Did this start as some childhood issue with my dad leaving and never being around? I’m actually now thinking I have two separate issues to address. One is this loneliness, the other is the feeling I have about not being wanted. I think that one is deep. I’m pretty certain that comes from a sense of rejection as a child by my dad. He wasn’t around. When he was, I felt bottled up anger toward him. When I wanted him to be there he’d always end up disappointing me. I’m certain that the anger I felt toward him was in part mine and largely the anger and rage that my mom felt toward him.
I realize that my Law of Attraction (part 2)continues to bring me men that will reject me to draw attention to this feeling of rejection inside me. This one’s hard because I’m not sure how to get all the way down to the root of this emotion. I’d love Your Tender Help in getting this out of me. Does this emotion mean, in some way, that I think You’re going to reject or abandon me? I surely hope not, but wish to have it gone from my soul all the same. I wish to take down these barriers that continue to keep us apart. I’m ready to lay my soul bare and strip from it everything that is not loving.
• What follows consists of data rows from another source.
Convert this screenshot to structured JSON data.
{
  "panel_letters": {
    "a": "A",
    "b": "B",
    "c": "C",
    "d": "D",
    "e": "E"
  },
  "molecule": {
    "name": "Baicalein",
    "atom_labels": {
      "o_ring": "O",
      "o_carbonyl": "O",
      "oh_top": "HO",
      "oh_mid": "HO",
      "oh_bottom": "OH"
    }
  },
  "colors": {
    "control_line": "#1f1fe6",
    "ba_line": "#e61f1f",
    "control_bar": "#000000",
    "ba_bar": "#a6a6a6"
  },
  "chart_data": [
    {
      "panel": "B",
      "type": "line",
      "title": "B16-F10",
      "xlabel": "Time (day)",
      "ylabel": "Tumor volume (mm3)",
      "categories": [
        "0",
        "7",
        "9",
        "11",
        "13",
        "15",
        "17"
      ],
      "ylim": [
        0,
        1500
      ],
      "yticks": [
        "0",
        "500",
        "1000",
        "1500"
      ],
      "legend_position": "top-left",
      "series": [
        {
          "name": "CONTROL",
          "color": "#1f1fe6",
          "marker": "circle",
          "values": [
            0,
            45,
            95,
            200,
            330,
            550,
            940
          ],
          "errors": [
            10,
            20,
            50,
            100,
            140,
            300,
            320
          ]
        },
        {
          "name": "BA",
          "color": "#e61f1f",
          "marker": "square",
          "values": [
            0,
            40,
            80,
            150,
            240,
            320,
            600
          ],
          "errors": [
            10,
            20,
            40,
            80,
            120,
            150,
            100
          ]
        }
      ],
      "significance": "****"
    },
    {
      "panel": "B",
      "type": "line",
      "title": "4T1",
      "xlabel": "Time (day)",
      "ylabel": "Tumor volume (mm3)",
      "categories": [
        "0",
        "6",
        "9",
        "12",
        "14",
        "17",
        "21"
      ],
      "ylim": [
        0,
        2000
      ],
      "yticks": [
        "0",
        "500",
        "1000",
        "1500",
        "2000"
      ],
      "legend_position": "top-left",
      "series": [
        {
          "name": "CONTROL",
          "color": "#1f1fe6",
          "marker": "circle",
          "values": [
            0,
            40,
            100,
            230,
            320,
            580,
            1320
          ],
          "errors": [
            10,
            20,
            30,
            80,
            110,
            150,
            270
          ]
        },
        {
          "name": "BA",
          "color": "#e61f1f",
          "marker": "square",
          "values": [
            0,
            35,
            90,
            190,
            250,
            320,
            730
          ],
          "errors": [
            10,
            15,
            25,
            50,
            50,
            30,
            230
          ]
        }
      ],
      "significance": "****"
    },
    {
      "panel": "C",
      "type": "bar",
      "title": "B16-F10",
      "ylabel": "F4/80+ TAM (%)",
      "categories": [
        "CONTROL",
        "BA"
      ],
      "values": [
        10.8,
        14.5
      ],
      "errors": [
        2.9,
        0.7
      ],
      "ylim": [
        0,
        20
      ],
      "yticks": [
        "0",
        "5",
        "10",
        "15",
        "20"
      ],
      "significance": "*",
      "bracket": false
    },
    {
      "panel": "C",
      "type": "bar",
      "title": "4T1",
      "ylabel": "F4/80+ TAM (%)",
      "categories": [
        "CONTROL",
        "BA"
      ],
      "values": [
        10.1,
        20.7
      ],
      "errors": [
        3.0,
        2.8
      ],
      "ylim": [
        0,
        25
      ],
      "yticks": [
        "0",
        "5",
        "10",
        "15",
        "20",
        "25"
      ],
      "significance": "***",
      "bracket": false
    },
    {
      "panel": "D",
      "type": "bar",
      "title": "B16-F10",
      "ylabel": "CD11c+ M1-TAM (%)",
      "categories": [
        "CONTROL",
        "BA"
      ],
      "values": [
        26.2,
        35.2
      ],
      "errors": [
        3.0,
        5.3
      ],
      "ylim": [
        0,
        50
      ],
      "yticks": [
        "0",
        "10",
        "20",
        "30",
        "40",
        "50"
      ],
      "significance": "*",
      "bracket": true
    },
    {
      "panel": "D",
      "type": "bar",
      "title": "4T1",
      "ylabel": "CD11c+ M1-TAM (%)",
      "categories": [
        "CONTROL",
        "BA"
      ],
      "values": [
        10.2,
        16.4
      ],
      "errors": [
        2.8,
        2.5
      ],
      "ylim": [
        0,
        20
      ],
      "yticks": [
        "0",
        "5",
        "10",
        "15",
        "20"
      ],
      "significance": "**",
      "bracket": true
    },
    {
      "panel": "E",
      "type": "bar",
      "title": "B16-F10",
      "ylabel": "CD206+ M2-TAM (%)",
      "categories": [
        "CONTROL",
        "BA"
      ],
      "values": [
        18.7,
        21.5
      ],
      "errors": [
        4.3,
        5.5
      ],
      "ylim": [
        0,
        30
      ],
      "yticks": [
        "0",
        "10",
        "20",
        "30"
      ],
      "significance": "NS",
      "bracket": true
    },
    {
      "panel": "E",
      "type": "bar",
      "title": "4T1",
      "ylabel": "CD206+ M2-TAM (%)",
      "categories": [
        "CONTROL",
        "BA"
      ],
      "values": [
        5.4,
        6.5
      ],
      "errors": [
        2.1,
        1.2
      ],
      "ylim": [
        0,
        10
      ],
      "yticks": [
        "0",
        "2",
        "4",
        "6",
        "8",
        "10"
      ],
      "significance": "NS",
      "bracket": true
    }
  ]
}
Please continue to help me with this God. Please continue to help me with Your Guidance. Please continue to show me ways that I can get through these issues. Getting into my emotions can be really hard. I’ve been quite diligent about building a big huge wall around them for so long. I sincerely long to expose and open my soul. With all of my heart I wish to lay bare everything that I need to work through. I’ve greatly enjoyed the few opportunities that I’ve had to help people and I want to do more of it.